Gruselausstellung in Leverkusen: Zeitgespenster im Schloss

Staunen, lachen, gruseln: Im Museum Morsbroich gehen Poltergeister und digitale Wesen aus der Computerwelt um.

Leverkusen. Gespenster beherrschen die Populärkultur, nicht nur zu Halloween. Science-Fiction-Filme und Computerspiele erzeugen eine Scheinwelt, die auf manche Menschen mehr Macht ausübt als die Realität.

Aber auch unabhängig von medialen Techniken hat das Übernatürliche im normalen Leben längst Fuß gefasst, wie das Freiburger Institut für Grenzgebiete der Psychologie in einer Studie nachweist.

Dessen „Psi-Report“ dokumentiert, dass gut die Hälfte der Deutschen mindestens einmal im Leben eine paranormale Erfahrung macht und jeder Sechste einen Spuk oder eine Geistererscheinung erlebt.

Auf dieses Phänomen des Alogischen im Zeitalter der Aufklärung reagiert das Museum Morsbroich in Leverkusen. „Zeitgespenster“ nennt es seine Ausstellung und macht sein barockes Schloss zur Spukstätte.
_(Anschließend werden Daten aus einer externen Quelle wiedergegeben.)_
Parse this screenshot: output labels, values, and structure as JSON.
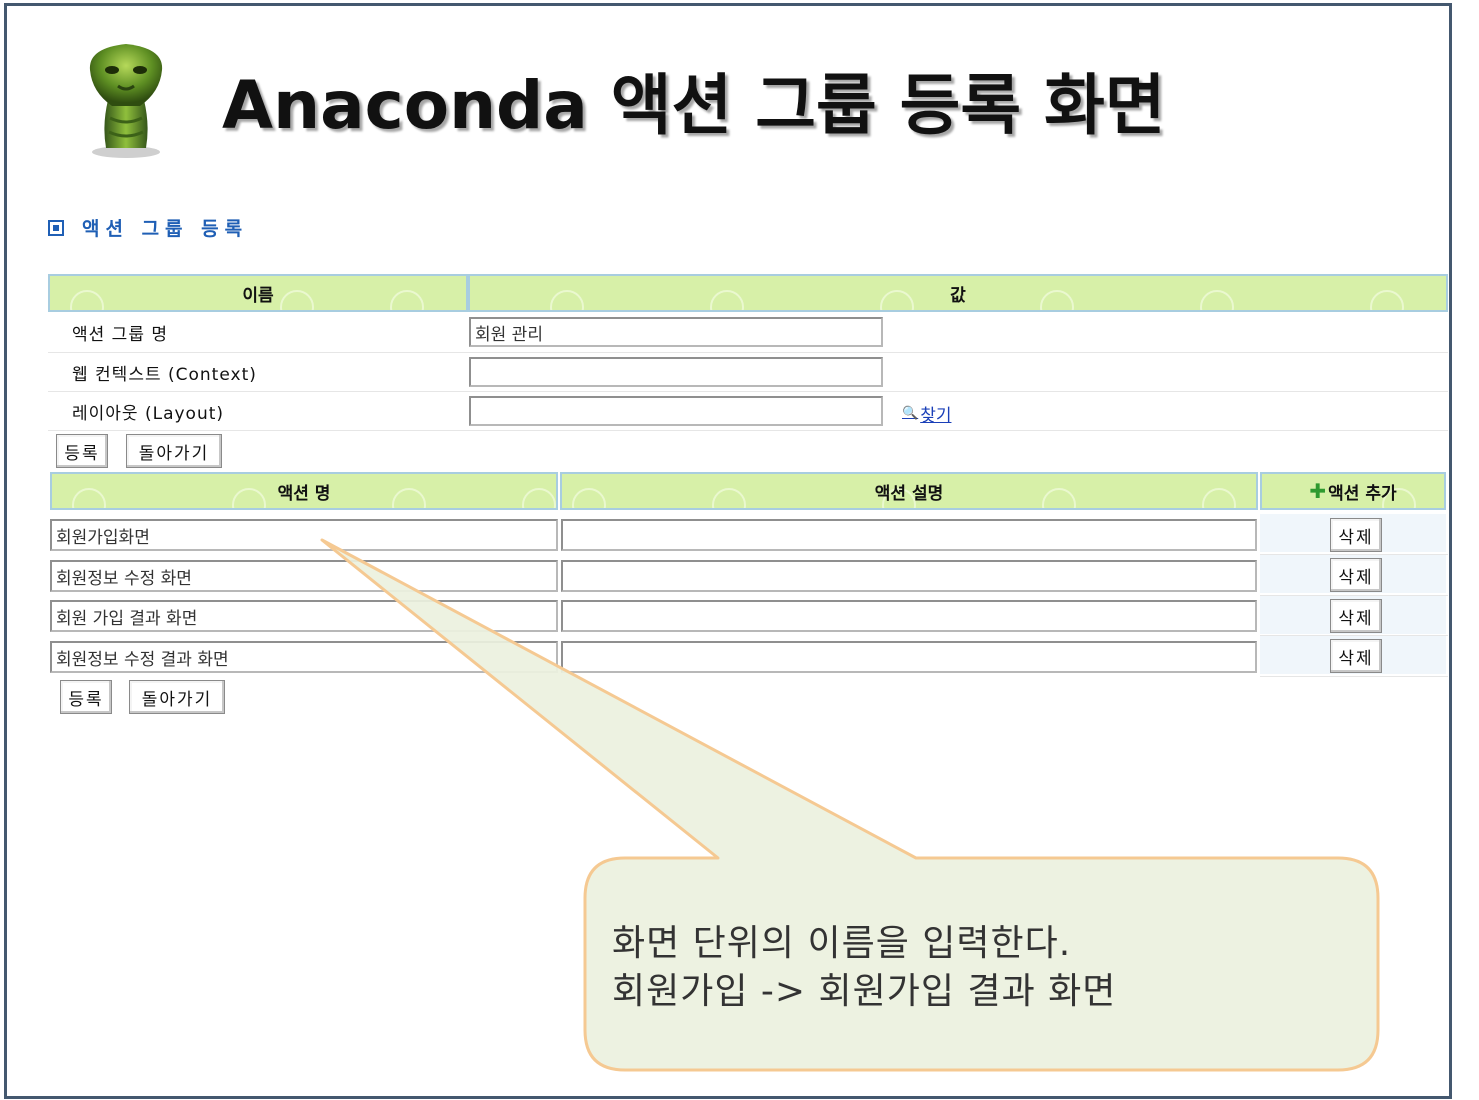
{
  "title": "Anaconda 액션 그룹 등록 화면",
  "logo_icon": "cobra-snake-icon",
  "section_title": "액션 그룹 등록",
  "form": {
    "headers": {
      "name": "이름",
      "value": "값"
    },
    "rows": [
      {
        "label": "액션 그룹 명",
        "value": "회원 관리"
      },
      {
        "label": "웹 컨텍스트 (Context)",
        "value": ""
      },
      {
        "label": "레이아웃 (Layout)",
        "value": ""
      }
    ],
    "find_link": "찾기",
    "find_icon": "magnifier-icon"
  },
  "buttons": {
    "register": "등록",
    "back": "돌아가기"
  },
  "actions": {
    "headers": {
      "name": "액션 명",
      "description": "액션 설명",
      "add": "액션 추가"
    },
    "add_icon": "plus-icon",
    "rows": [
      {
        "name": "회원가입화면",
        "description": "",
        "delete": "삭제"
      },
      {
        "name": "회원정보 수정 화면",
        "description": "",
        "delete": "삭제"
      },
      {
        "name": "회원 가입 결과 화면",
        "description": "",
        "delete": "삭제"
      },
      {
        "name": "회원정보 수정 결과 화면",
        "description": "",
        "delete": "삭제"
      }
    ]
  },
  "callout": {
    "line1": "화면 단위의 이름을 입력한다.",
    "line2": "회원가입 -> 회원가입 결과 화면"
  },
  "colors": {
    "header_bg": "#d7f0a8",
    "header_border": "#a8cde0",
    "section_title": "#1f5fb5",
    "link": "#1a3fb8",
    "callout_fill": "#ebf1de",
    "callout_border": "#f5c992",
    "frame": "#44586f"
  }
}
Man gehe zunächst in den Spiegelsaal mit dem kostbaren Kronleuchter. An einer Säule hängt ein Zettel mit der Aufforderung: „Schreien Sie jetzt so laut Sie können!“

Gebärdet sich der Besucher als Brüllaffe, dann erzielt er Wirkung: Der Kronleuchter wird gedimmt und eine unsichtbare Stimme beginnt zu keuchen, als sei der ganze Saal ein Atemraum. Die Arbeit stammt vom Ironiker unter den Konzeptkünstlern, von Werner Reiterer.

Seit Jahren beschäftigt sich Kurator Fritz Emslander mit Geistern. Er erklärt: „Der Auftritt des Gespenstes ist das Andere, das die herkömmliche Ordnung von Innen und Außen, Diesseits und Jenseits, Leben und Tod aushebelt. Die Dingwelt gerät angesichts künstlicher Figuren immer mehr in den Hintergrund.“

Der Berliner Künstler Björn Melhus sieht die Mattscheibe gar als „Zauberglas“. Er selbst bleibt im Video schwarz-weiß, während sein Alter Ego farbig erscheint. Die Glotze überstrahlt die Wirklichkeit.

Emslander leiht sich den Titel seiner Schau bei Georg Baselitz, der den Begriff erfand, als er seine Stasi-Akten nachlas — eine Geistergeschichte mitten in der Realität. Im Gemälde revanchiert er sich, indem er „Lenin im Lehnstuhl“ rücklings kippt und in kalkige Farben taucht.

Künstler lieben Erscheinungen des Übernatürlichen. Simon Schubert benutzt dazu nichts anderes als weißes Papier, das er faltet. Mit seinen Faltzeichnungen — eine stellt beispielsweise einen Raum samt Mobiliar dar — suggeriert er einen fiktiven Rundgang durch eine Villa.

Wie ein Zitat aus einer Krimi-Szene wirkt seine kauernde Frau auf einem Katafalk, die er mit schwarzem Kunsthaar bedeckt. Yves Netzhammer inszeniert ein Gruselkabinett passend zur Animation einer Gliederpuppe.

Kinder sind besonders anfällig für moderne Horrorfilme, sie gelten als „Einfallstor“ (Emslander) für alles, was nicht rational ist. Julia Kissina zeigt in ihrer Fotoserie die entstellten, scheinbar weggetretenen Wesen mit blinden Augen im künstlichen Licht.

Eine Aurakamera ist bei Facebook-Nutzern besonders beliebt. Wer mit einem solchen Gerät abgelichtet wird, leuchtet, als habe er einen Heiligenschein. Susan Hiller greift diesen Gedanken an die eigene Aureole in einer leuchtenden Fotofolge auf.

Heike Kati Barath beendet die Schau mit einem dunklen Riesenbild, aus dem zwei belustigte Augen hervorschauen. Ein Kommentar offensichtlich auf unsere eigene Gutgläubigkeit.